P.J. O'Rourke: Driving Like Crazy: Thirty Years of Vehicular Hell-Bending

From Car and Driver

Driving Like Crazy: Thirty Years of Vehicular Hell-Bending, by P.J. O’Rourke, Atlantic Monthly Press, $24

Humorist and occasional C/D contributor P.J. O’Rourke, the son and grandson of car dealers in Ohio, has released this anthology of stories, collected principally from Car and Driver and Automobile.

Several are set in Baja, including C/D’s ill-advised 1983 comparison test, in which every car was wrecked or drowned. “We decided that driving at night was dangerous,” O’Rourke recalls. “Unfortunately, it was night when we decided this. Csaba Csere promptly hit a cow. It did a flip, leaving two pointy horn dents in the roof of a Dodge 600ES. Also, the radiator was crushed. We pushed the Dodge 60 miles to Cabo with an Audi 5000S. Then we all got sick.”

Driving across India in a Land Rover, O’Rourke recalls tallying the daily Tata wrecks. “Probable loss of life was needed to make the list,” he insisted. At the end of one particularly gruesome day, he shouted to his companions, “That’s 25 fatals! I had the over! I win today’s truck-wreck pool!” He added that Calcutta “appeared to be an educational diorama: the History of Mess.”

O’Rourke goes on to describe how to drive a 1956 Buick cross-country (it broke down every day), how to ride a Harley with David E. Davis Jr., and how to intimidate male drivers in L.A while piloting a ’67 Mustang obtained from Rent-a-Wreck.

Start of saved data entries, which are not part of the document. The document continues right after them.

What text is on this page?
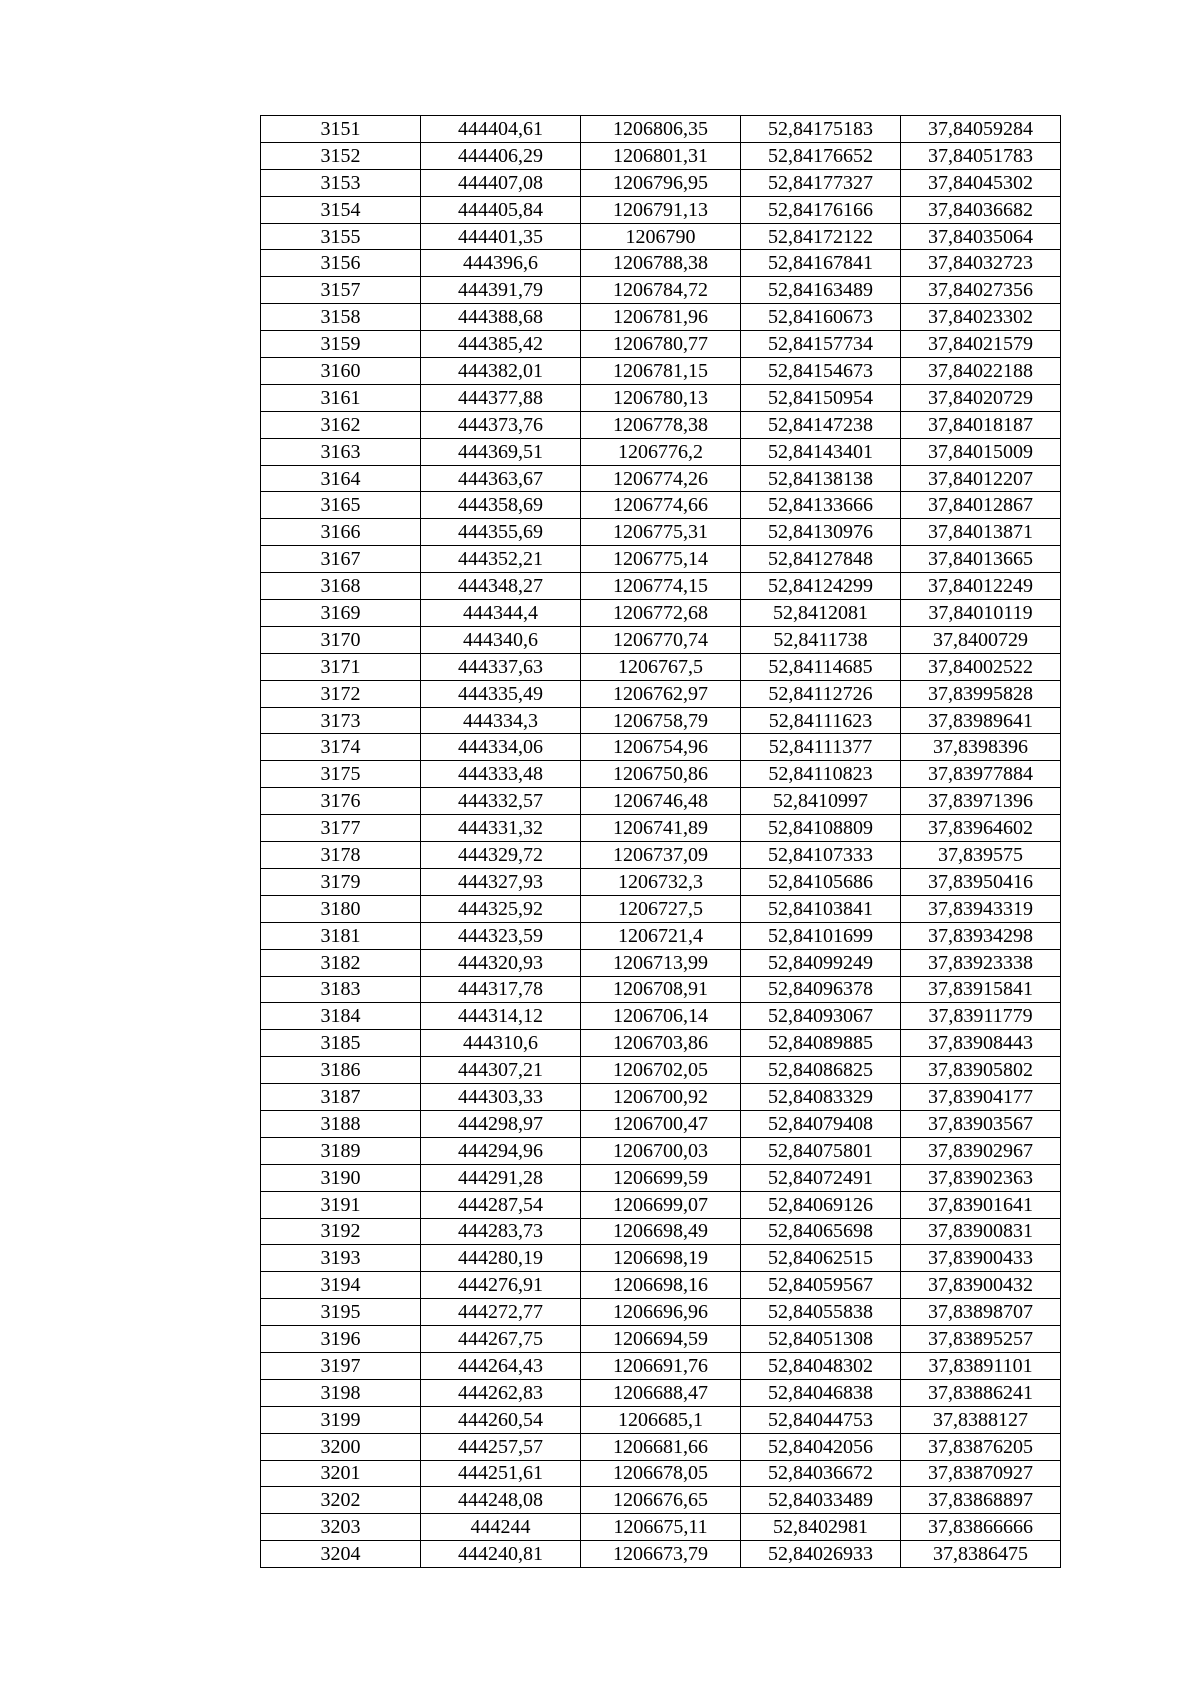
3151	444404,61	1206806,35	52,84175183	37,84059284
3152	444406,29	1206801,31	52,84176652	37,84051783
3153	444407,08	1206796,95	52,84177327	37,84045302
3154	444405,84	1206791,13	52,84176166	37,84036682
3155	444401,35	1206790	52,84172122	37,84035064
3156	444396,6	1206788,38	52,84167841	37,84032723
3157	444391,79	1206784,72	52,84163489	37,84027356
3158	444388,68	1206781,96	52,84160673	37,84023302
3159	444385,42	1206780,77	52,84157734	37,84021579
3160	444382,01	1206781,15	52,84154673	37,84022188
3161	444377,88	1206780,13	52,84150954	37,84020729
3162	444373,76	1206778,38	52,84147238	37,84018187
3163	444369,51	1206776,2	52,84143401	37,84015009
3164	444363,67	1206774,26	52,84138138	37,84012207
3165	444358,69	1206774,66	52,84133666	37,84012867
3166	444355,69	1206775,31	52,84130976	37,84013871
3167	444352,21	1206775,14	52,84127848	37,84013665
3168	444348,27	1206774,15	52,84124299	37,84012249
3169	444344,4	1206772,68	52,8412081	37,84010119
3170	444340,6	1206770,74	52,8411738	37,8400729
3171	444337,63	1206767,5	52,84114685	37,84002522
3172	444335,49	1206762,97	52,84112726	37,83995828
3173	444334,3	1206758,79	52,84111623	37,83989641
3174	444334,06	1206754,96	52,84111377	37,8398396
3175	444333,48	1206750,86	52,84110823	37,83977884
3176	444332,57	1206746,48	52,8410997	37,83971396
3177	444331,32	1206741,89	52,84108809	37,83964602
3178	444329,72	1206737,09	52,84107333	37,839575
3179	444327,93	1206732,3	52,84105686	37,83950416
3180	444325,92	1206727,5	52,84103841	37,83943319
3181	444323,59	1206721,4	52,84101699	37,83934298
3182	444320,93	1206713,99	52,84099249	37,83923338
3183	444317,78	1206708,91	52,84096378	37,83915841
3184	444314,12	1206706,14	52,84093067	37,83911779
3185	444310,6	1206703,86	52,84089885	37,83908443
3186	444307,21	1206702,05	52,84086825	37,83905802
3187	444303,33	1206700,92	52,84083329	37,83904177
3188	444298,97	1206700,47	52,84079408	37,83903567
3189	444294,96	1206700,03	52,84075801	37,83902967
3190	444291,28	1206699,59	52,84072491	37,83902363
3191	444287,54	1206699,07	52,84069126	37,83901641
3192	444283,73	1206698,49	52,84065698	37,83900831
3193	444280,19	1206698,19	52,84062515	37,83900433
3194	444276,91	1206698,16	52,84059567	37,83900432
3195	444272,77	1206696,96	52,84055838	37,83898707
3196	444267,75	1206694,59	52,84051308	37,83895257
3197	444264,43	1206691,76	52,84048302	37,83891101
3198	444262,83	1206688,47	52,84046838	37,83886241
3199	444260,54	1206685,1	52,84044753	37,8388127
3200	444257,57	1206681,66	52,84042056	37,83876205
3201	444251,61	1206678,05	52,84036672	37,83870927
3202	444248,08	1206676,65	52,84033489	37,83868897
3203	444244	1206675,11	52,8402981	37,83866666
3204	444240,81	1206673,79	52,84026933	37,8386475
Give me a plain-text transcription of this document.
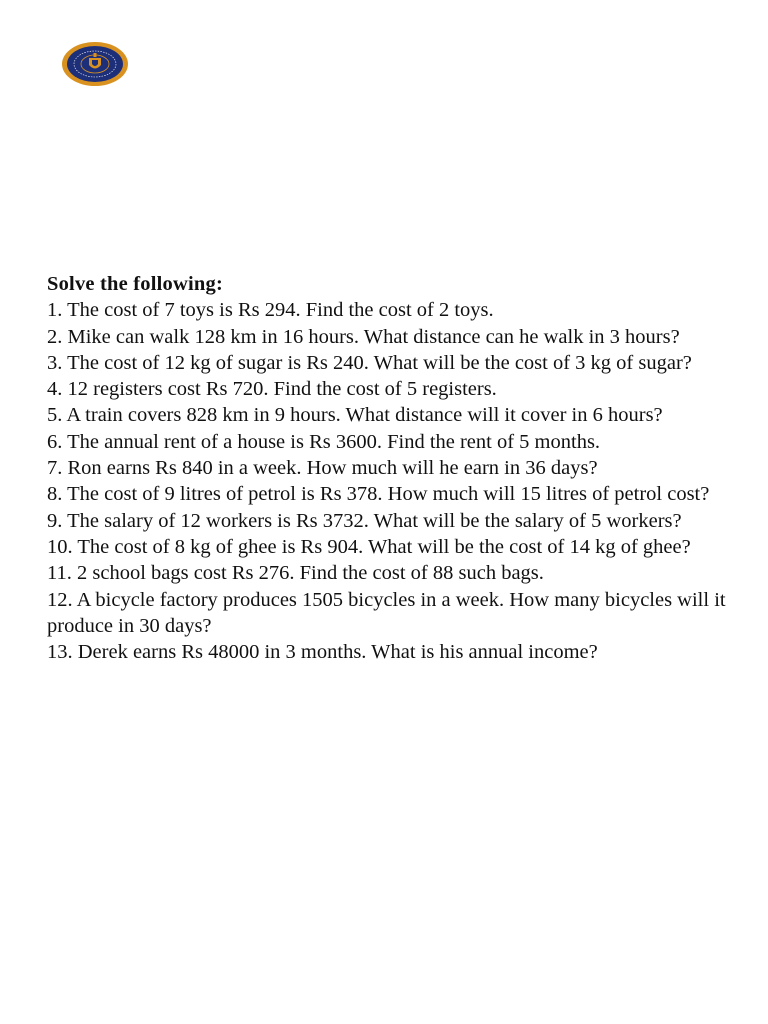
Solve the following:

1. The cost of 7 toys is Rs 294. Find the cost of 2 toys.

2. Mike can walk 128 km in 16 hours. What distance can he walk in 3 hours?

3. The cost of 12 kg of sugar is Rs 240. What will be the cost of 3 kg of sugar?

4. 12 registers cost Rs 720. Find the cost of 5 registers.

5. A train covers 828 km in 9 hours. What distance will it cover in 6 hours?

6. The annual rent of a house is Rs 3600. Find the rent of 5 months.

7. Ron earns Rs 840 in a week. How much will he earn in 36 days?

8. The cost of 9 litres of petrol is Rs 378. How much will 15 litres of petrol cost?

9. The salary of 12 workers is Rs 3732. What will be the salary of 5 workers?

10. The cost of 8 kg of ghee is Rs 904. What will be the cost of 14 kg of ghee?

11. 2 school bags cost Rs 276. Find the cost of 88 such bags.

12. A bicycle factory produces 1505 bicycles in a week. How many bicycles will it produce in 30 days?

13. Derek earns Rs 48000 in 3 months. What is his annual income?
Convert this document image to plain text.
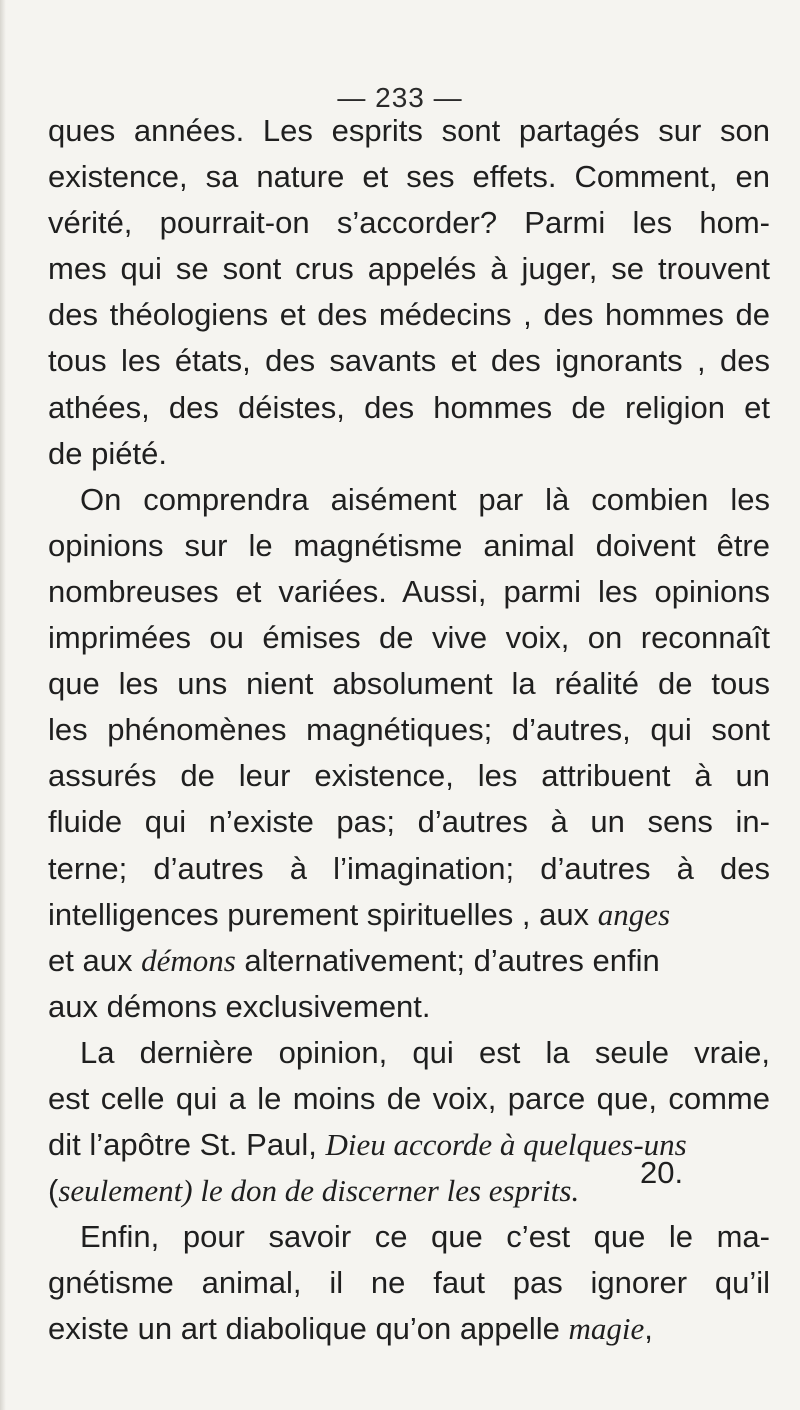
— 233 —
ques années. Les esprits sont partagés sur son
existence, sa nature et ses effets. Comment, en
vérité, pourrait-on s’accorder? Parmi les hom-
mes qui se sont crus appelés à juger, se trouvent
des théologiens et des médecins , des hommes de
tous les états, des savants et des ignorants , des
athées, des déistes, des hommes de religion et
de piété.
On comprendra aisément par là combien les
opinions sur le magnétisme animal doivent être
nombreuses et variées. Aussi, parmi les opinions
imprimées ou émises de vive voix, on reconnaît
que les uns nient absolument la réalité de tous
les phénomènes magnétiques; d’autres, qui sont
assurés de leur existence, les attribuent à un
fluide qui n’existe pas; d’autres à un sens in-
terne; d’autres à l’imagination; d’autres à des
intelligences purement spirituelles , aux anges
et aux démons alternativement; d’autres enfin
aux démons exclusivement.
La dernière opinion, qui est la seule vraie,
est celle qui a le moins de voix, parce que, comme
dit l’apôtre St. Paul, Dieu accorde à quelques-uns
(seulement) le don de discerner les esprits.
Enfin, pour savoir ce que c’est que le ma-
gnétisme animal, il ne faut pas ignorer qu’il
existe un art diabolique qu’on appelle magie,
20.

His tactic was to fill up their rearview mirrors with “a full nine yards of ruptured Mustang grille with one headlight pointed at Voyager 2 and the other searching for nightcrawlers.”

Driving Like Crazy is funny, all of it, aside from some gratuitous shots at Barack Obama, whose goal, O’Rourke reckons, is to relieve all Americans of their car keys.